Berselang 10 menit, pintu kamarnya diketuk Mamah. Sekali Farah tak menjawabnya, tetapi Mamah tidak menyerah, wanita itu terus mengetuk pintu kamar anaknya.
“Apa sih, Mah?” sahut Farah.
“Ada Gilang dibawah… Dia mau ketemu kamu…” ucap Mamah.
“Bilang aja aku gak ada…” pinta Farah.
“Kamu kenapa, sih? Berantem ya sama Gilang? Tumben banget?” tanya Mamah.
“Mamah mau tau aja sih, itu urusan aku…” jawab Farah.
Tiba-tiba Gilang datang menyusul Mamah. Keinginannya untuk bertemu Farah sudah tidak bisa ditunda lagi. Dia tidak bisa terus dijauhi Farah, sahabat kecilnya yang juga sangat dia sayangi. Sayang saja, keduanya tidak ada yang berani menunjukkan perasaan mereka.
“Gue mohon, Rah. Kita harus ngomong!” pinta Putra.
“Mamah tinggal, ya!” kata Mamah. “Lang, jangan berantem mulu sama Farah…”.

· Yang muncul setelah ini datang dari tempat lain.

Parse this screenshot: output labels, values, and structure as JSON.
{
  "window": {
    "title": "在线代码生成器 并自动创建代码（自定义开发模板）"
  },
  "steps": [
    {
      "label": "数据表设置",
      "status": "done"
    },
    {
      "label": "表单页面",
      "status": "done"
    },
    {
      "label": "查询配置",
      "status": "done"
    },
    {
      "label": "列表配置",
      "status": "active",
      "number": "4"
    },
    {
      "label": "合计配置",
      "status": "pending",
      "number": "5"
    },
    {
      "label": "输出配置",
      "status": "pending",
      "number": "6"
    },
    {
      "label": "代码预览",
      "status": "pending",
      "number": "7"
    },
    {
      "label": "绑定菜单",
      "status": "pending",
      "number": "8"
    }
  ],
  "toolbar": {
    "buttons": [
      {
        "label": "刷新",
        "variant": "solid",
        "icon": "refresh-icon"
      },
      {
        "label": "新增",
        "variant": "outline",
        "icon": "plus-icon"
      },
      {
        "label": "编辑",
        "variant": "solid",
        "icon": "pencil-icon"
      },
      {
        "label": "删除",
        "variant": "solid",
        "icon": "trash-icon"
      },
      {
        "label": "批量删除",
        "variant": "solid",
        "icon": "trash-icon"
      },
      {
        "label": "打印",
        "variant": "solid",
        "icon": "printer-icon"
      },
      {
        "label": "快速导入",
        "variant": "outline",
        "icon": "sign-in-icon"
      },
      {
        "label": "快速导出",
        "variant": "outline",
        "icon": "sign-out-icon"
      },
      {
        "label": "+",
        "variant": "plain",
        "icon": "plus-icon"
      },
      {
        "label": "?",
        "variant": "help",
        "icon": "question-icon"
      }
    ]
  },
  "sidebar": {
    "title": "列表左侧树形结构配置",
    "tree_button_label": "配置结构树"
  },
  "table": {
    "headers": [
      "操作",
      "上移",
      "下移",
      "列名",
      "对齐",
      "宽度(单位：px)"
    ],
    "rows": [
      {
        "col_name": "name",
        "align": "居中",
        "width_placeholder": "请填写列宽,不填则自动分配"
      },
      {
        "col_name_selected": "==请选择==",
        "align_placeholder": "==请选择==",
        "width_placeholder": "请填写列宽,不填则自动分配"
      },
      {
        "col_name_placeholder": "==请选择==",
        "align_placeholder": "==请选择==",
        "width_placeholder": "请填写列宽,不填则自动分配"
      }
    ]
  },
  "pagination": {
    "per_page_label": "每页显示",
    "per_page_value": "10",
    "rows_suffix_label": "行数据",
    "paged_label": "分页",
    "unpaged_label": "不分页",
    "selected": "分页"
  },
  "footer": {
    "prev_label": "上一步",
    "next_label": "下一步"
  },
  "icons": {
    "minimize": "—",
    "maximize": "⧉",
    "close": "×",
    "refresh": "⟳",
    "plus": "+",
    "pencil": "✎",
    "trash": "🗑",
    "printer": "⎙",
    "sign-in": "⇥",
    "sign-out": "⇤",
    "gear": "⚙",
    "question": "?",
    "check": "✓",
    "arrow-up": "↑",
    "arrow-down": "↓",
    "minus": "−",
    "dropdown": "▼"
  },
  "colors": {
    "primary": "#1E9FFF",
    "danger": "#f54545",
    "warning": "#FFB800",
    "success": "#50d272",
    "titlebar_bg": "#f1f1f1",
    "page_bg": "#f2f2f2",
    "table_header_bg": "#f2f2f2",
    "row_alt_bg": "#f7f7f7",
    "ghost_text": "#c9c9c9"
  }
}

“Iya Tante…” balas Putra, kalem.
“Apa sih yang mau diomongin? Kayaknya gak ada apa-apa deh…” kata Farah.
“Apanya? Lu sadar gak sih? Udah seminggu ini lu berubah jadi aneh, lu menjauh dari gue dan Dini. Maksudnya apa? Mau ngedeketin gue sama cewek itu? Dini aja mengerti kalo gue gak bisa membalas rasa sayangnya! Masa lu enggak!” ucap Putra.
“Bukan masalah Dini dan lu! Gue hanya lagi terjebak perasaan gue sendiri…” kata Farah mengakui.
“Lu kenapa? Cerita lah, sama gue… Lu masih menganggap gue sahabat lu, khan?” tanya Putra dan Farah mengangguk.
Farah mulai bercerita tentang dirinya yang menyukai seseorang, tapi cowok itu sudah lebih dulu menyukai cewek lain. Farah menjadi serba salah, dia bingung dengan perasaannya sendiri. Dia ingin melihat cowok itu bahagia dengan pilihannya, tapi disisi lain hati Farah sungguh tak rela melepasnya.
“Siapa cowok itu, Rah?” tanya Putra penasaran.
“Entah lah, gue juga gak tau siapa cowok itu… Yang gue tau, gue sangat mengenalnya…” jawab Farah yang sudah berlinang air mata. “Dan gue mohon jangan terus bertanya, gue sudah cukup lelah dengan semua ini.”.
“Ok, jika itu yang lu mau… Gue sahabat lu, gue sayang sama lu… Gue gak mau melihat lu menangis seperti ini…” ucap Putra sambil menghapus air mata yang membasadi pipi Farah.
“Cowok itu kamu, Gilang! Aku sayang sama kamu! Tapi siapa cewek itu, yang sudah berhasil merebut hati kamu? Sungguh aku tidak rela…” batinnya.
“Andai kamu tau bahwa aku mencintai kamu, Farah… Akankah aku bisa mengganti posisi cowok itu di hati kamu? Rasanya ingin aku bunuh saja dia yang sudah membuatmu seperti ini…” ucap hati Putra.